Newbie with Python. I have 2 csv files that both have student last name and student first name (Re-enrolledonline.csv and currentschoolroster.csv - the number of columns and column headings are different but both files contain this information). I then need to create a CSV with a list of students that are NOT found in Re-enrolledonline.csv but ARE in currentschoolroster.csv. I can match one column without an issue with the code below but I can't seem to find a good resource on how to only write to the new file if BOTH first name and last name columns are matched.
Thank you!
import pandas as pd
f1 = pd.read_csv('/users/Desktop/CompareFiles/currentschoolroster.csv')
f2 = pd.read_csv('/users/Desktop/CompareFiles/Re-enrolledonline.csv')
notmatched = f1[~f1.Last_Name.isin(f2.StudentLastName)]
notmatched.to_csv('/users/Desktop/CompareFiles/notmatched.csv')

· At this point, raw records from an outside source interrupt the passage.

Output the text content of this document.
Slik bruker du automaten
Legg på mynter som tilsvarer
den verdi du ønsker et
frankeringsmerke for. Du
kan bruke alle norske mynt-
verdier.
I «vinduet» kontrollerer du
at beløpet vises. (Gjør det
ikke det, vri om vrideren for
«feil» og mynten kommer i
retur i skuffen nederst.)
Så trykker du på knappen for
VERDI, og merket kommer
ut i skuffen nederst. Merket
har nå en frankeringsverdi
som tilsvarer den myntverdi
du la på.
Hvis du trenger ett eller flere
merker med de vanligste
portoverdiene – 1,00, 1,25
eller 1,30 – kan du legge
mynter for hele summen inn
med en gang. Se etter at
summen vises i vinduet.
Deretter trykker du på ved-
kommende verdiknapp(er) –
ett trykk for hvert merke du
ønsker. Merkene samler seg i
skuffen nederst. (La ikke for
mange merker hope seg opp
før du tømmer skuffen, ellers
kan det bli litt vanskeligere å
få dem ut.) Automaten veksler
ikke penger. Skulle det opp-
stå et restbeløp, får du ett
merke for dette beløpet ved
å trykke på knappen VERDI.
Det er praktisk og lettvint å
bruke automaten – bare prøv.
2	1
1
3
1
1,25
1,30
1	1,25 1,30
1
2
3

CodePudding user response:
Pandas uses & for and, | for or in indexing: https://pandas.pydata.org/pandas-docs/stable/user_guide/indexing.html#boolean-indexing
That should work fine:
notmatched = f1[~f1.Last_Name.isin(f2.StudentLastName) \
& (~f1.First_Name.isin(f2.StudentFirstName))]
PS. Beware, if the CSVs were big, isin() would be very slow.